The study included a diverse patient demographic based on age, performance status, organ function, and comorbidities, without restrictions on relapse timing post-first-line therapy.
Breyanzi demonstrated significant efficacy, achieving an overall response rate (ORR) of 80%, the primary endpoint, and a CR rate of 54%.
The median time to CR was one month (range: 0.8 to 6.9 months), and the median duration of response stood at 11.2 months. Patients who attained a CR did not reach the median duration of response.
Adverse events commonly reported were cytokine release syndrome (CRS), fever, fatigue, musculoskeletal pain, and nausea.
In the TRANSCEND CLL 004 Phase I/II, open-label, single-arm trial, Breyanzi was investigated for adults with r/r CLL or SLL.
The primary endpoints included the response rate and duration of response. About 20% of patients achieved a CR, with the median duration of CR pending while the safety profile remained consistent.

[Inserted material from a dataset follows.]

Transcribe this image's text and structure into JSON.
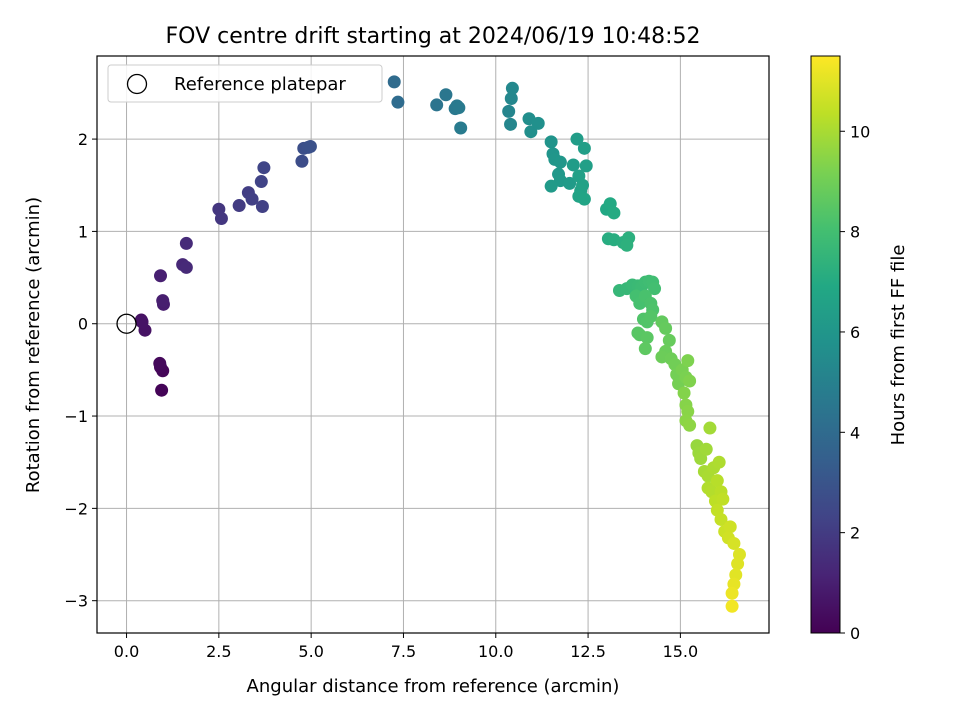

The TRANSCEND FL Phase II single-arm global, multicentre study is evaluating Breyanzi in patients with r/r indolent B-cell NHL, including FL.

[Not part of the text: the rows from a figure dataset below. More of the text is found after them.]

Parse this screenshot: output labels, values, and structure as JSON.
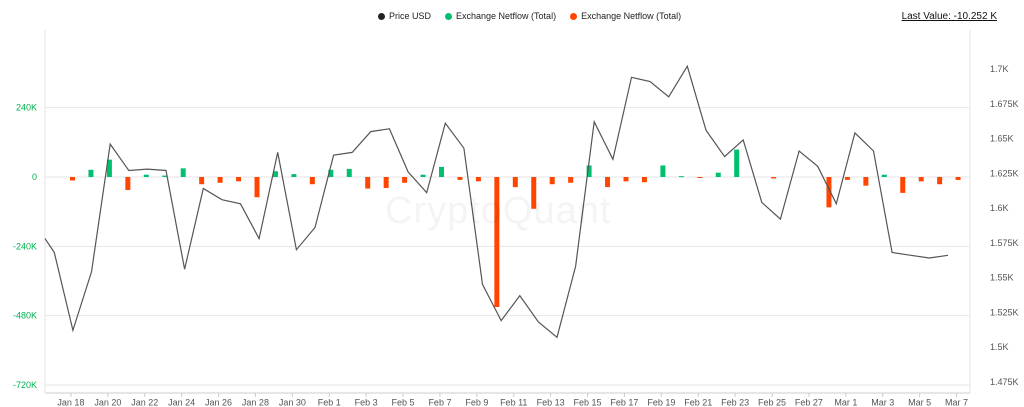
{
  "legend": [
    {
      "label": "Price USD",
      "color": "#222222"
    },
    {
      "label": "Exchange Netflow (Total)",
      "color": "#00c070"
    },
    {
      "label": "Exchange Netflow (Total)",
      "color": "#ff4500"
    }
  ],
  "last_value": "Last Value: -10.252 K",
  "watermark": "CryptoQuant",
  "chart_data": {
    "type": "bar+line",
    "title": "",
    "x_tick_labels": [
      "Jan 18",
      "Jan 20",
      "Jan 22",
      "Jan 24",
      "Jan 26",
      "Jan 28",
      "Jan 30",
      "Feb 1",
      "Feb 3",
      "Feb 5",
      "Feb 7",
      "Feb 9",
      "Feb 11",
      "Feb 13",
      "Feb 15",
      "Feb 17",
      "Feb 19",
      "Feb 21",
      "Feb 23",
      "Feb 25",
      "Feb 27",
      "Mar 1",
      "Mar 3",
      "Mar 5",
      "Mar 7"
    ],
    "left_axis": {
      "ticks": [
        "240K",
        "0",
        "-240K",
        "-480K",
        "-720K"
      ],
      "tick_values": [
        240000,
        0,
        -240000,
        -480000,
        -720000
      ],
      "range": [
        -720000,
        240000
      ]
    },
    "right_axis": {
      "ticks": [
        "1.7K",
        "1.675K",
        "1.65K",
        "1.625K",
        "1.6K",
        "1.575K",
        "1.55K",
        "1.525K",
        "1.5K",
        "1.475K"
      ],
      "tick_values": [
        1700,
        1675,
        1650,
        1625,
        1600,
        1575,
        1550,
        1525,
        1500,
        1475
      ],
      "range": [
        1475,
        1700
      ]
    },
    "grid": true,
    "legend_position": "top-center",
    "x_day_index_labels": "day index 0 = Jan 17",
    "netflow": {
      "name": "Exchange Netflow (Total)",
      "positive_color": "#00c070",
      "negative_color": "#ff4500",
      "days": [
        0,
        1,
        2,
        3,
        4,
        5,
        6,
        7,
        8,
        9,
        10,
        11,
        12,
        13,
        14,
        15,
        16,
        17,
        18,
        19,
        20,
        21,
        22,
        23,
        24,
        25,
        26,
        27,
        28,
        29,
        30,
        31,
        32,
        33,
        34,
        35,
        36,
        37,
        38,
        39,
        40,
        41,
        42,
        43,
        44,
        45,
        46,
        47,
        48,
        49
      ],
      "values": [
        -12000,
        25000,
        60000,
        -45000,
        8000,
        5000,
        30000,
        -25000,
        -20000,
        -15000,
        -70000,
        20000,
        10000,
        -25000,
        25000,
        28000,
        -40000,
        -38000,
        -20000,
        8000,
        35000,
        -10000,
        -15000,
        -450000,
        -35000,
        -110000,
        -25000,
        -20000,
        40000,
        -35000,
        -15000,
        -18000,
        40000,
        3000,
        -3000,
        15000,
        95000,
        0,
        -5000,
        0,
        0,
        -105000,
        -10000,
        -30000,
        8000,
        -55000,
        -15000,
        -25000,
        -10252,
        0
      ]
    },
    "price": {
      "name": "Price USD",
      "color": "#555555",
      "days": [
        0,
        0.5,
        1.5,
        2.5,
        3.5,
        4.5,
        5.5,
        6.5,
        7.5,
        8.5,
        9.5,
        10.5,
        11.5,
        12.5,
        13.5,
        14.5,
        15.5,
        16.5,
        17.5,
        18.5,
        19.5,
        20.5,
        21.5,
        22.5,
        23.5,
        24.5,
        25.5,
        26.5,
        27.5,
        28.5,
        29.5,
        30.5,
        31.5,
        32.5,
        33.5,
        34.5,
        35.5,
        36.5,
        37.5,
        38.5,
        39.5,
        40.5,
        41.5,
        42.5,
        43.5,
        44.5,
        45.5,
        46.5,
        47.5,
        48.5
      ],
      "values": [
        1578,
        1568,
        1512,
        1554,
        1646,
        1627,
        1628,
        1627,
        1556,
        1614,
        1606,
        1603,
        1578,
        1640,
        1570,
        1586,
        1638,
        1640,
        1655,
        1657,
        1626,
        1611,
        1661,
        1643,
        1545,
        1519,
        1537,
        1518,
        1507,
        1558,
        1662,
        1635,
        1694,
        1691,
        1680,
        1702,
        1656,
        1637,
        1649,
        1604,
        1592,
        1641,
        1630,
        1603,
        1654,
        1641,
        1568,
        1566,
        1564,
        1566
      ]
    }
  }
}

The primary outcome measure focused on the ORR, which encompassed the best overall response of complete or partial response post-lisocabtagene maraleucel infusion, and the duration of response (DOR).
The ORR reached 95.7%, and after a median follow-up of 16.8 months, the median DOR was not achieved.
The most frequent adverse reactions included CRS, headache, musculoskeletal pain, fatigue, constipation, and fever.